The evening’s performance, sponsored by Pinnacle Financial Partners, will include Tchaikovsky’s impassioned Piano Trio In Memory of a Great Artist, an epic work dedicated to Tchaikovsky’s friend Nikolai Rubinstein, as well as Schubert and Setzer’s Du bist die Ruh, D. 776.
Prior to the concert, “Musical Dialogues” will take place at 6 p.m. from the concert stage. Dr. Chien will lead an in-depth conversation with the musicians on their lives, inspirations, and the masterpieces being performed.
Mr. Setzer began studying violin at the age of five with his parents, both former violinists in the Cleveland Orchestra. He continued his studies with Josef Gingold and Rafael Druian, and later at the Juilliard School with Oscar Shumsky. He is a founding member of the Emerson String Quartet, which has received eight Grammy Awards, three Gramophone Awards, and the coveted Avery Fisher Prize. He has also appeared with the National Symphony, Aspen Chamber Symphony, Memphis Symphony, and Puerto Rico Symphony, among others.
As a soloist, Mr. Setzer has appeared with The Cleveland Orchestra, the Aspen Chamber Orchestra, and with the National, Memphis, New Mexico, Puerto Rico, Omaha and Anchorage symphonies. He has performed cycles of the complete Beethoven, Bartók, and Shostakovich string quartets in the world’s musical capitals, from New York to Vienna.
Mr. Setzer is a professor of violin and chamber music at Stony Brook University in New York and has given master classes at schools around the world. He has also been a regular faculty member of the Isaac Stern Chamber Music Workshops at Carnegie Hall and the Jerusalem Music Center.
Mr. Arron has garnered recognition worldwide for his elegant musicianship, impassioned performances, and creative programming. He is currently the artistic director, host, and resident performer of the Musical Masterworks concert series in Old Lyme, Connecticut, as well as the Festival Series in Beaufort, South Carolina, and Chamber Music on Main at the Columbia Museum in Columbia, South Carolina.

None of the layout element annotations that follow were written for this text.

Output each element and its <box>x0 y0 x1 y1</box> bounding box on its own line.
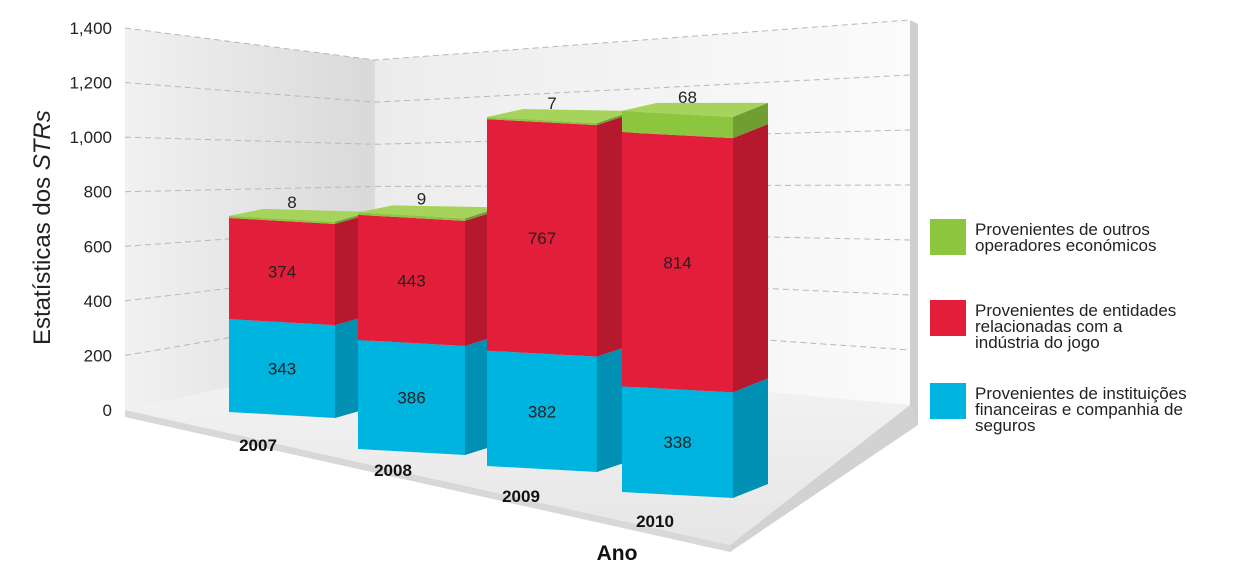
bar-segment <box>229 217 335 326</box>
bar-segment <box>487 117 597 126</box>
legend-label: Provenientes de outros operadores económi… <box>975 220 1156 255</box>
data-label: 7 <box>547 94 556 113</box>
bar-stack-2009: 382 767 7 <box>487 94 633 472</box>
data-label: 9 <box>417 189 426 208</box>
data-label: 443 <box>397 271 425 290</box>
x-axis-title: Ano <box>597 542 638 565</box>
bar-segment <box>622 132 733 393</box>
bar-segment <box>229 319 335 418</box>
bar-top-cap <box>358 205 500 219</box>
legend-item: Provenientes de instituições financeiras … <box>930 383 1187 435</box>
data-label: 382 <box>528 402 556 421</box>
legend-swatch <box>930 219 966 255</box>
y-tick-label: 400 <box>84 292 112 311</box>
x-tick-label: 2010 <box>636 512 674 531</box>
bar-segment <box>487 119 597 357</box>
bar-top-cap <box>622 102 768 117</box>
legend-swatch <box>930 300 966 336</box>
y-tick-label: 1,000 <box>69 128 112 147</box>
y-tick-label: 600 <box>84 237 112 256</box>
data-label: 767 <box>528 229 556 248</box>
data-label: 386 <box>397 388 425 407</box>
gridline <box>124 184 911 193</box>
x-tick-label: 2007 <box>239 436 277 455</box>
bar-top-cap <box>487 109 633 124</box>
y-tick-labels: 0 200 400 600 800 1,000 1,200 1,400 <box>69 19 112 420</box>
y-tick-label: 1,200 <box>69 74 112 93</box>
legend-swatch <box>930 383 966 419</box>
legend-item: Provenientes de outros operadores económi… <box>930 219 1156 255</box>
bar-segment <box>622 386 733 498</box>
bar-segment <box>358 212 465 221</box>
y-tick-label: 800 <box>84 183 112 202</box>
data-label: 8 <box>287 193 296 212</box>
bar-segment <box>358 214 465 346</box>
data-label: 338 <box>663 433 691 452</box>
y-axis-title-prefix: Estatísticas dos <box>29 170 56 345</box>
y-tick-label: 1,400 <box>69 19 112 38</box>
gridline <box>124 74 911 103</box>
gridline <box>124 19 911 61</box>
bar-segment <box>622 110 733 139</box>
x-tick-labels: 2007 2008 2009 2010 <box>239 436 674 531</box>
legend: Provenientes de outros operadores económi… <box>930 219 1187 435</box>
right-wall-edge <box>910 20 918 425</box>
data-label: 343 <box>268 360 296 379</box>
legend-item: Provenientes de entidades relacionadas co… <box>930 300 1176 352</box>
legend-label: Provenientes de entidades relacionadas co… <box>975 301 1176 352</box>
data-label: 374 <box>268 263 296 282</box>
y-axis-title-italic: STRs <box>29 110 56 170</box>
data-label: 814 <box>663 253 691 272</box>
bar-segment-side <box>733 102 768 139</box>
bar-segment <box>358 339 465 455</box>
bar-stack-2007: 343 374 8 <box>229 193 370 418</box>
bar-segment <box>487 350 597 472</box>
y-axis-title: Estatísticas dos STRs <box>29 110 56 345</box>
bar-stack-2010: 338 814 68 <box>622 88 768 498</box>
bar-segment <box>229 215 335 224</box>
floor-front-edge <box>125 410 730 552</box>
x-tick-label: 2009 <box>502 487 540 506</box>
bars: 343 374 8 386 443 9 382 767 7 338 814 68 <box>229 88 768 498</box>
bar-segment-side <box>733 378 768 498</box>
gridline <box>124 129 911 145</box>
x-tick-label: 2008 <box>374 461 412 480</box>
data-label: 68 <box>678 88 697 107</box>
bar-stack-2008: 386 443 9 <box>358 189 500 455</box>
y-tick-label: 200 <box>84 346 112 365</box>
legend-label: Provenientes de instituições financeiras … <box>975 384 1187 435</box>
floor-right-edge <box>730 405 918 552</box>
bar-segment-side <box>733 124 768 393</box>
y-tick-label: 0 <box>103 401 112 420</box>
bar-top-cap <box>229 208 370 222</box>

He is a graduate of the Juilliard School, where he was a student of Harvey Shapiro. In 2016, Mr. Arron joined the faculty at University of Massachusetts Amherst, after having served on the faculty of New York University for many years. In 2013, he completed a 10-year residency as the artistic director of the critically-acclaimed Metropolitan Museum Artists in Concert.
Mr. Arron has performed numerous times at Carnegie’s Weill and Zankel Halls, Lincoln Center’s Alice Tully and Avery Fisher Halls, New York’s Town Hall, and the 92nd Street Y, and is a frequent performer at Bargemusic. He has participated in Yo-Yo Ma’s Silk Road Project, as well as Isaac Stern’s Jerusalem Chamber Music Encounters.

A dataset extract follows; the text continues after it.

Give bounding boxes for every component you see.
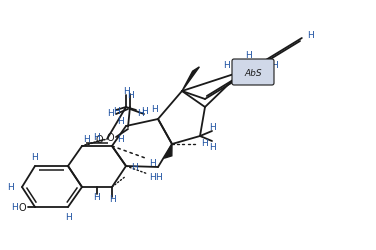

Dr. Chien, a Steinway artist, is a chamber music advocate and the founding director of String Theory at the Hunter. She made her orchestral debut at age 16 with the Boston Symphony Orchestra and has appeared as a soloist under the batons of Sergiu Comissiona, Keith Lockhart, Thomas Dausgaard, Irwin Hoffman, Benjamin Zander, and Robert Bernhardt.
She is a prize winner of the World Piano Competition, Harvard Musical Association Award, as well as the San Antonio International Piano Competition, where she also received the prize for the Best Performance of the Commissioned Work. Dr. Chien has presented solo recitals at the Isabella Stewart Gardner Museum, Harvard Musical Association, Sanibel Musical Festival, Caramoor Musical Festival, Salle Cortot in Paris, and the National Concert Hall in Taiwan.
She has also been a member of the CMS of Lincoln Center since 2012 and frequently plays at numerous venues around the country with the music society. She has emerged in recent years as one of America’s finest young chamber musicians and has been praised by well-known Boston music critic Richard Dyer for her “wondrously rich palette of colors, which she mixes with dashing bravado and with an uncanny precision of calibration.”
Dr. Chien currently serves as an artist in residence at Lee University.
Individual concert tickets are $35 for Hunter members, $45 for non-members, $10 for students with a valid student ID, and $25 for groups of 20 or more people.